Menurut Presiden SBY, pandangan dan posisi Indonesia dalam pergolakan politik di Mesir, telah disampaikan Menteri Luar Negeri (Menlu) Marty Natalegawa yang sedang mengemban tugas di PBB dan di Kanada kepada beberapa menteri sewaktu bertemu di Perserikatan Bangsa-Bangsa (PBB) di New York, Amerika Serikat.

Bahkan beberapa saat mendatang, lanjut Presiden SBY, Menlu Marty Natalegawa juga akan bertemu dengan beberapa tokoh PBB, termasuk Dewan Hak Asasi Manusia dan juga Deputi Sekjen, karena Sekjen berada di luar Amerika, untuk menyampaikan pandangan dan posisi Indonesia terkait pergolakan politik di Mesir paska diturunkannya mantan Presiden Mohammad Mursi.

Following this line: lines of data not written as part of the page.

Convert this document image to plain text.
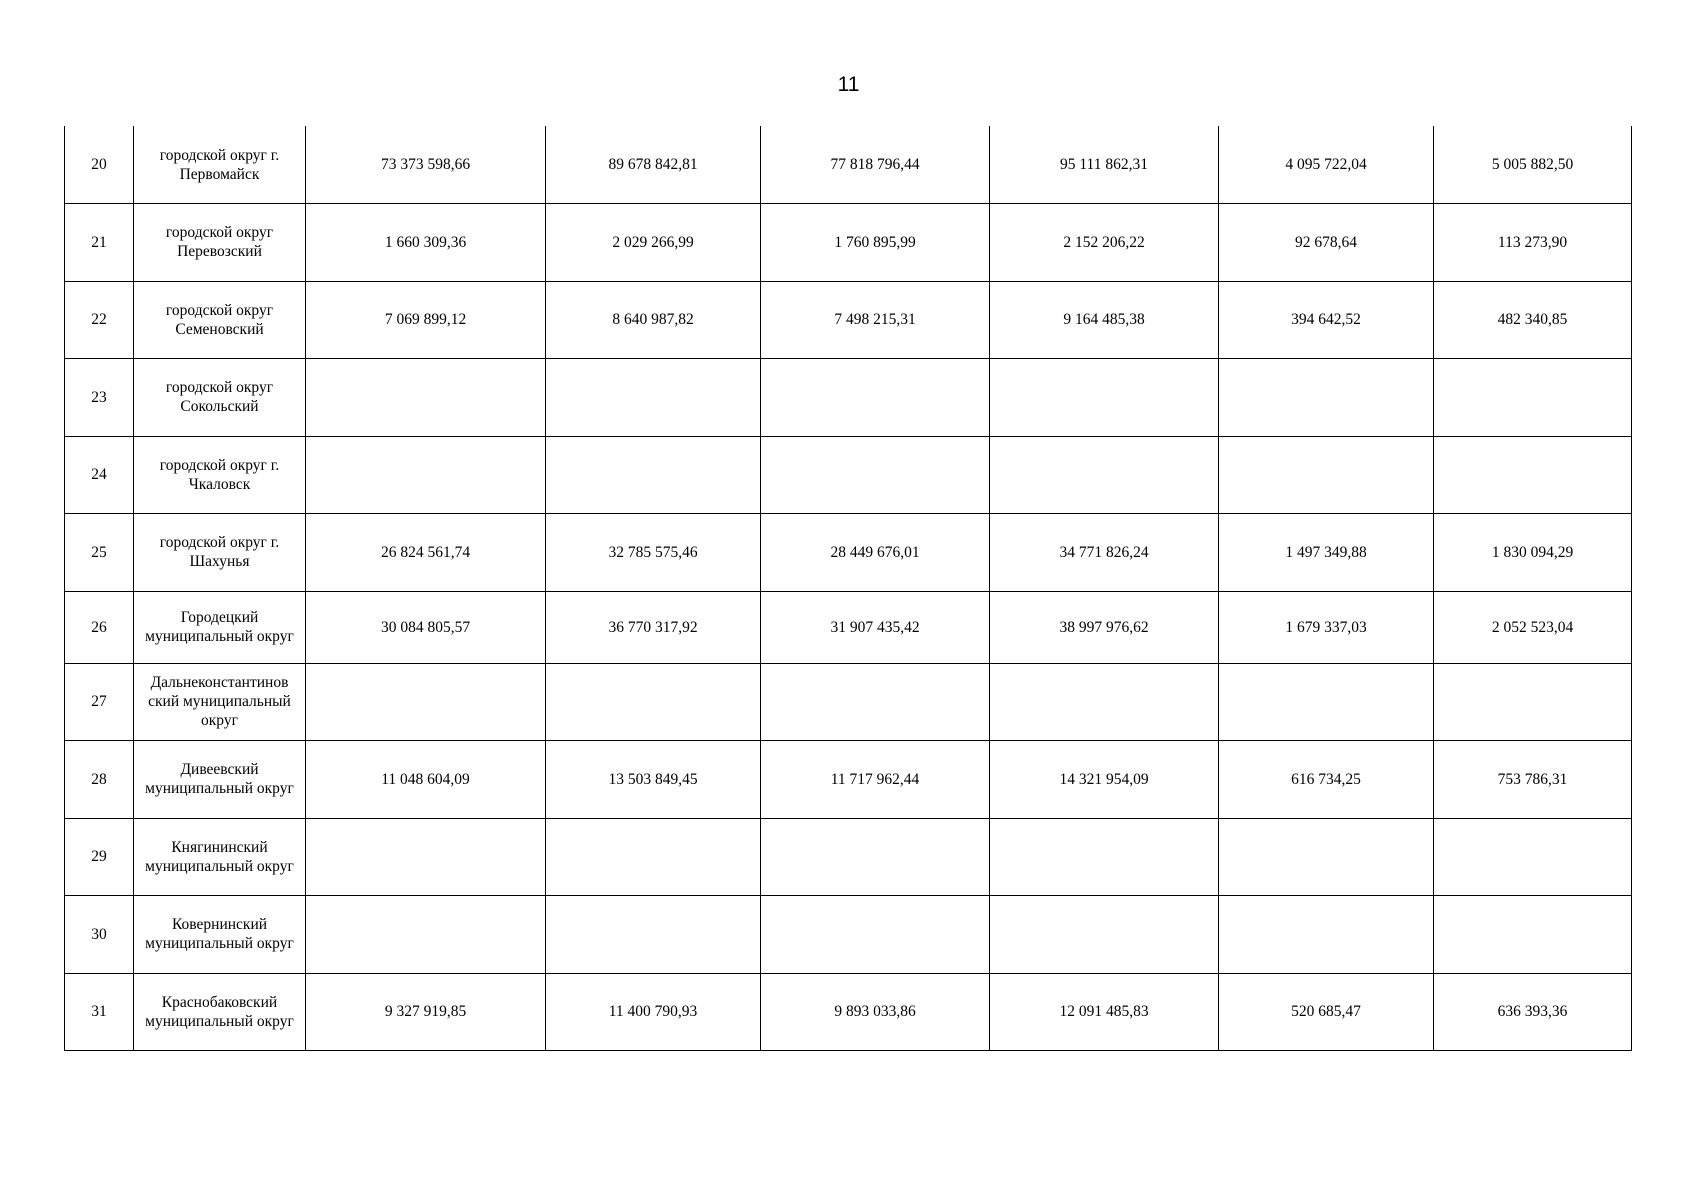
11
20	городской округ г. Первомайск	73 373 598,66	89 678 842,81	77 818 796,44	95 111 862,31	4 095 722,04	5 005 882,50
21	городской округ Перевозский	1 660 309,36	2 029 266,99	1 760 895,99	2 152 206,22	92 678,64	113 273,90
22	городской округ Семеновский	7 069 899,12	8 640 987,82	7 498 215,31	9 164 485,38	394 642,52	482 340,85
23	городской округ Сокольский						
24	городской округ г. Чкаловск						
25	городской округ г. Шахунья	26 824 561,74	32 785 575,46	28 449 676,01	34 771 826,24	1 497 349,88	1 830 094,29
26	Городецкий муниципальный округ	30 084 805,57	36 770 317,92	31 907 435,42	38 997 976,62	1 679 337,03	2 052 523,04
27	Дальнеконстантинов ский муниципальный округ						
28	Дивеевский муниципальный округ	11 048 604,09	13 503 849,45	11 717 962,44	14 321 954,09	616 734,25	753 786,31
29	Княгининский муниципальный округ						
30	Ковернинский муниципальный округ						
31	Краснобаковский муниципальный округ	9 327 919,85	11 400 790,93	9 893 033,86	12 091 485,83	520 685,47	636 393,36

Kepala Negara menegaskan, sebagai sahabat, Indonesia tentu sangat peduli dengan perkembangan situasi di Mesir. “Saya mengikuti hampir setiap saat, siang dan malam, dan saya sungguh tertarik apa yang disampaikan oleh Grand Syekh Al-Azhar, Yang Mulia Bapak Ahmed al Tayeb,” ujar Kepala Negara.

Menurut Kepala Negara, ada 5 (lima) butir pernyataan Grand Syekh Al–Azhar yang ia dukung penuh. Pertama, memang intinya ini diperlukan rekonsiliasi nasional secara damai. Yang kedua, pihak militer diharapkan bisa menahan diri dan mencegah jatuhnya korban jiwa yang baru. Yang ketiga, pihak Ikhwanul Muslimin diharapkan juga bisa melakukan segala sesuatunya secara damai dan juga menjauhi kekerasan. Kemudian yang keempat, dikatakan harus dicegah perusakan rumah ibadah, gereja, ataupun rumah ibadah yang lain. Sedangkan yang kelima, menolak campur tangan asing, campur tangan dalam arti masuk kepada wilayah Mesir tapi membawa kepentingan negaranya sendiri.

“Terhadap 5 (lima) butir yang disampaikan oleh Grand Syekh Al–Azhar Ahmed Al-Tayeb, saya memberikan dukungan penuh sebagai seorang sahabat, mengingat Indonesia juga mengalami pengalaman yang banyak miripnya dengan apa yang terjadi di Mesir 15 tahun yang lalu,” tutur Kepala Negara.

Presiden berharap, dengan menyimak pernyataan Grand Syekh Al–Azhar Ahmed Al-Tayeb itu, akan terjadi proses politik yang damai sehingga situasi yang meskipun sekarang sulit yang ada di Mesir itu bisa dicarikan jalan keluarnya.